Splunk Security Engineer

Job Description:

The United States Department of Agriculture (USDA), Office of the Chief Information Officer (OCIO), Information Security Center (ISC) serves and supports USDA Agencies and Offices by helping to protect mission-critical assets and information, thereby securing the Country’s diverse food, agriculture, rural and natural resources programs. The ISC monitors and protects USDA’s systems by keeping abreast of new threats to both existing and new technologies and continually monitoring the USDA information technology enterprise to ensure USDA Agencies and Offices computing environments remain secure. The OCIO provides leadership in the development, implementation, and management of security solutions into the everyday business of the Department to ensure the confidentiality, integrity, and availability of the United States Department of Agriculture (USDA) data and information systems.

OCIO’s security functions include, but are not limited to a) Security operations b) Incident management c) Vulnerability management d) Continuous monitoring e) Incident detection f) Threat hunting and analysis g) Security architecture and engineering h) Perimeter security i) j) Network access controls Intrusion prevention and detection k) Security logging l) Enterprise scanning m) Host security n) Directory services for Cloud o) Mainframe security

Duties/ Responsibilities

Dynamo Technologies, LLC is seeking a Logging / SIEM Program/Splunk Security Software Engineer to execute and support the implementation of a successful Cybersecurity program.

• The Splunk engineer will work with other Cybersecurity Engineering team members and will be required to interact with end users to gather requirements, perform troubleshooting, and provide assistance with the creation of Splunk search queries and dashboards.
• Onboarding new data sources into Splunk, analyzing the data for anomalies and trends, and building dashboards highlighting the key trends of the data
• The Splunk engineer will be required interact with senior management, as necessary.
• Provide guidance and support security activities while building relationships with key personnel
• Provide guidance, support, and mentoring to Splunk Engineers that have varying levels of expertise
• Document and inform management with information about security information and event management
• Remote management and troubleshooting of workstations and servers
• Provide expert research and analysis in support of expanding programs and area of responsibility
• Assess information assurance and security requirements based upon the analysis of user, policy, regulatory, and resource demands
• Apply know-how to government and commercial common user systems, as well as to dedicated special purpose systems requiring specialized security features and procedures
• Perform analysis of security features for system architectures
• Perform management and coordination tasks
• Provide agency with knowledge and guidance in following NIST, FISMA, Agency Information Security and Privacy, and Cloud Guidelines

Required Skills/Abilities

• 3 years of experience with enterprise class Splunk in a complex environment
• Strong knowledge of Splunk SPL language.
• Splunk Administrator certification, must be attained within 6 months of hiring
• In addition to Splunk, knowledge of other various SIEM tools and log management technologies Syslog, LogRhythm, and ELK as well as the implementation of such technologies
• Experience in working with both Linux and Windows operating systems
• Experience demonstrating strong analytical, troubleshooting, and problem-solving skills for security information and event management
• Excellent communication skills, both written and oral
• Knowledge of NIST, FISMA, and Cloud Environments
• Ability to obtain a Public Trust government security clearance
• U.S Citizenship required

Nice to Have Skills

• Knowledge of Information Security and Privacy guidelines
• Understanding of Various Cloud Environments
• Cybersecurity related certifications such as Security+ preferred, but not required
• Four years of federal security support experience preferred, but not required
• Exposure to working with a Security Operations Center a plus.

Education and Experience:

• 4-year college degree in Computer Science or related field or 5 years’ experience in lieu of a college degree

Travel Requirement:

• Remote work available

Clearance Requirement:

• Public Trust

Salary Range:

100k-110k

Dynamo is a full lifecycle digital transformation company providing best-in-class technology and mission support services to our clients.
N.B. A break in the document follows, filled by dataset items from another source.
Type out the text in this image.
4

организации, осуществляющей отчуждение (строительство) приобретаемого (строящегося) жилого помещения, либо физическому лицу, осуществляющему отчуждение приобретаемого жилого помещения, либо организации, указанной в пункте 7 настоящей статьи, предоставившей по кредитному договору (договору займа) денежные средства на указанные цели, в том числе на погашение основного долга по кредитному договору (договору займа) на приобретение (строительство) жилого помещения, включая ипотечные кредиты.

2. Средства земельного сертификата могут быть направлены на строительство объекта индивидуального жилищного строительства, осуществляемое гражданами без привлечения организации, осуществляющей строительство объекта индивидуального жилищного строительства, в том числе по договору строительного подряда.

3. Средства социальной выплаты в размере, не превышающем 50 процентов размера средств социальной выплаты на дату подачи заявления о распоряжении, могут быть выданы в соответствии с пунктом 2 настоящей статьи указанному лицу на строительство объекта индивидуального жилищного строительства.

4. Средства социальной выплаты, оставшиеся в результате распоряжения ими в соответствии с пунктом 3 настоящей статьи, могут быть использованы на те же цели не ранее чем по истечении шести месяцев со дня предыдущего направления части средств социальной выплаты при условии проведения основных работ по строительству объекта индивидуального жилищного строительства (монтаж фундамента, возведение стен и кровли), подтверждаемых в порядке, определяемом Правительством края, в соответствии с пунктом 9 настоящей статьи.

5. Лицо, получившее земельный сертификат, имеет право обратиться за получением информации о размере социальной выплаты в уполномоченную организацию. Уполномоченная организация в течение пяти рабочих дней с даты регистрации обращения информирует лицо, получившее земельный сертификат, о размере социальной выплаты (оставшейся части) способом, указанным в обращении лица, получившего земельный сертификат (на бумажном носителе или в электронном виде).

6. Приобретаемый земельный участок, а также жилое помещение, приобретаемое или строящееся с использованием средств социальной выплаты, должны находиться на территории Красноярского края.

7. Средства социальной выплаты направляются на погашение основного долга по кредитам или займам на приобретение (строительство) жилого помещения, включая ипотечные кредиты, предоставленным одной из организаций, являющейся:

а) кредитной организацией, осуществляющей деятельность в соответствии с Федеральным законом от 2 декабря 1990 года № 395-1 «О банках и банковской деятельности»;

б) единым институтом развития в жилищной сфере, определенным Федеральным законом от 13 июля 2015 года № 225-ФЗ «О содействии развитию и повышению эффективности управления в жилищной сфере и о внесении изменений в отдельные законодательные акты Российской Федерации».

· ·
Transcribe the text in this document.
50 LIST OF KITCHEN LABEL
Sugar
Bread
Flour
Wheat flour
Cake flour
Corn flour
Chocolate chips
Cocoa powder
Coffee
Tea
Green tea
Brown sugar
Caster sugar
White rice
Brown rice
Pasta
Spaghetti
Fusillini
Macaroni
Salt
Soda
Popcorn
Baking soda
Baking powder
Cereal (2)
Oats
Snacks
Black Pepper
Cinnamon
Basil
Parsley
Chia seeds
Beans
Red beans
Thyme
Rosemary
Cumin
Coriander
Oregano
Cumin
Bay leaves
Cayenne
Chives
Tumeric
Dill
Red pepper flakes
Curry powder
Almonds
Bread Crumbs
An SBA 8(a) Program participant, Dynamo maintains SBA 8(a) Mentor-Protégé Program Joint Ventures, providing us significant scale and further deepening our capabilities. Dynamo’s mission is to lead the digital transformation industry and provide best-in-class solutions for our clients with a truly human touch. ​

We leverage industry leading practices to empower our clients, ultimately providing them with the necessary tools, knowledge, and information required to successfully achieve their strategic goals, while optimizing their operations. ​

Through our partnerships, boldness, and authenticity, Dynamo goes against the grain of a traditional government contracting company by providing top-caliber team members, delivering quality results, and always exceeding expectations.

Dynamo Technologies is an Equal Opportunity/Affirmative Action employer. All qualified applicants will receive consideration for employment without regard to sex, gender identity, sexual orientation, race, color, religion, national origin, disability, protected Veteran status, age, or any other characteristic protected by law.